Let us now chronicle the rise and sort-of fall of British YouTuber and now-former national e-cycling champion Cameron Jeffers. Unfortunately, the nouns in this story do not become that much easier to understand as we proceed, but please bear with me.
The story begins in March, when Jeffers won the first-ever British virtual racing national championship. The race was broadcast on BT Sport, and the live finals took place in front of a studio audience on the virtual cycling platform Zwift (Barry Bonds is a user). Zwift is a way to gamify the riding of a stationary bike, and the video below shows what Jeffers’s win looked like. Exciting, sure, but also, uh, different from outside road cycling. Please pay attention to the light-up tires on Jeffers’s bike, since they are at the crux of this saga.
Six months later, British Cycling informed Jeffers that he had been stripped of the title after the governing body discovered “manipulation of pre-race data to gain an unfair advantage.” It turns out that the result of said manipulation was the very bike that Jeffers rode to the title. Jeffers’s in-game character won the race on a Concept Z1, which is better known as the Tron bike, for obvious reasons.
A website called Zwift Insider tells us it is the fastest and also “definitely the coolest” bike in Zwift (Jeffers claimed later that there are faster bikes). It seems peculiar to me that an official cycling national championship race would allow competitors to ride different virtual bikes and start on a less-than-level playing field, but that’s probably why I am neither a cycling bureaucrat nor an esports champion.
Anyway, the Concept Z1 can only be unlocked by riders who have climbed 50,000 meters in the game, a process which my friends at Zwift Insider also tell me takes “months.” Jeffers did not go through the entire process of obtaining the virtual bike through legitimate means, as several of his competitors did, instead using a simulator to trick Zwift into thinking his character had climbed all 50,000 meters. The ANT+ simulator allows users to manipulate their power, weight, and other stats in the game, and Jeffers had his character ride at 2,000 watts up long climbs, which is a lot. This gave him access to the Concept Z1, a bike whose sole drawback is that it prevents your in-game character from properly crouching in an aerodynamic position when descending. Shout out Zwift Motherfucking Insider for teaching me so much today.
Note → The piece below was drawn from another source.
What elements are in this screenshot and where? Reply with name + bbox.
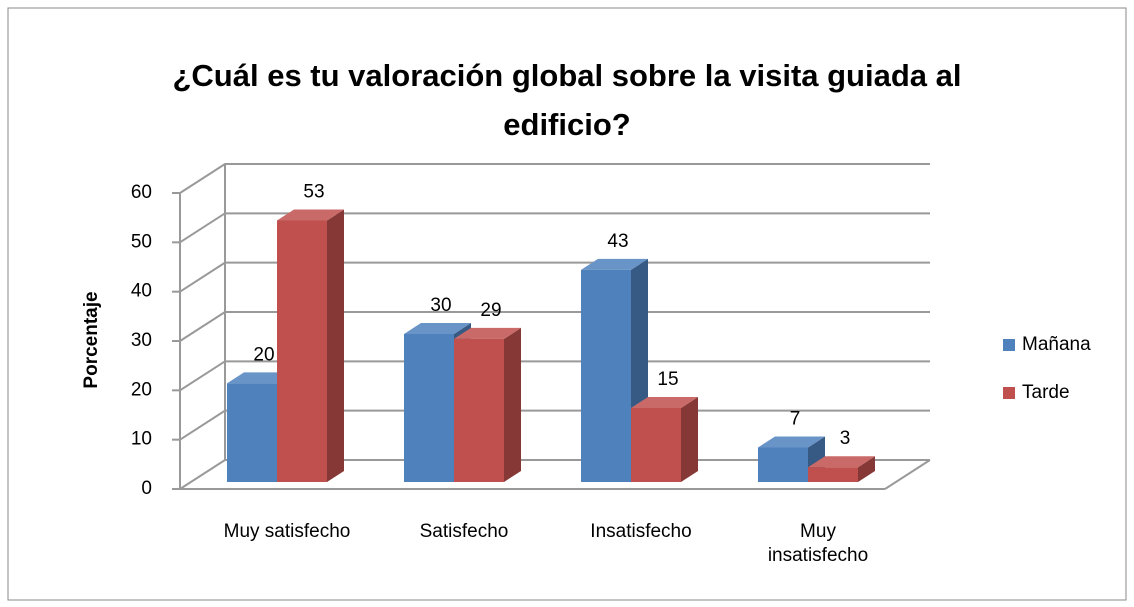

It’s worth noting here that Jeffers also races professionally on the road for Saint Piran, so he’s definitely got the talent to win an event like the 2019 British Cycling eRacing Championships on any bike. The impropriety that occurred was not significant enough that some yahoo waltzed in and won. I guess this is technically moto-doping, since a computer is a machine.
The decision came down in September, and British Cycling announced last Friday that Jeffers had been fined, suspended from all forms of racing for six months, and stripped of his title. Since Jeffers is a prolific YouTuber with 49.9k subscribers (as of publication) who tune in for cycling and travel videos with names like I’VE WAITED SO LONG TO TELL YOU THIS NEWS, I HAVE TO LEAVE AGAIN, WE MISSED THE BIKE RACE., WHAT IS THIS ON MY BIKE?!, WHEN WILL IT END, and RODE UP A HUGE HILL, to name a few, he released his version of the video that every YouTube creator will inevitably make someday: An apology video. It’s 15 minutes long, features a full length explanation of what went wrong, and it has radicalized me to Jeffers’s cause.
Shortly after he started racing on Zwift last December, an unnamed person approached Jeffers with an offer to help him get the Tron bike with the use of an ANT+ simulator. As he tells it, he wanted the Concept Z1 because “it looks cool.” British cycling actually performed a check-up on Jeffers’s gear before the finals, and he went into the championship race fully approved. He apologized for what he did, calling it “unethical and unsporting,” though he also noted that British Cycling also didn’t introduce its official e-racing regulations until March 2019, which was months after Jeffers obtained the Concept Z1 through allegedly nefarious means.
“Kinda moving forward, I’m not really sure what this means,” Jeffers said. “I kinda hope you guys took something from that and you can find it within yourselves to forgive me.” I can only speak for myself but I have forgiven Cameron Jeffers for the grave offense of letting some random person on a virtual cycling game improperly help him obtain a bike that looks like the motorcycles from 1982’s Tron starring Jeff Bridges and Cindy Morgan, and then use that bike to win the first-ever British national championships of riding a fake bike on a computer. Hopefully you are a big enough person to do the same.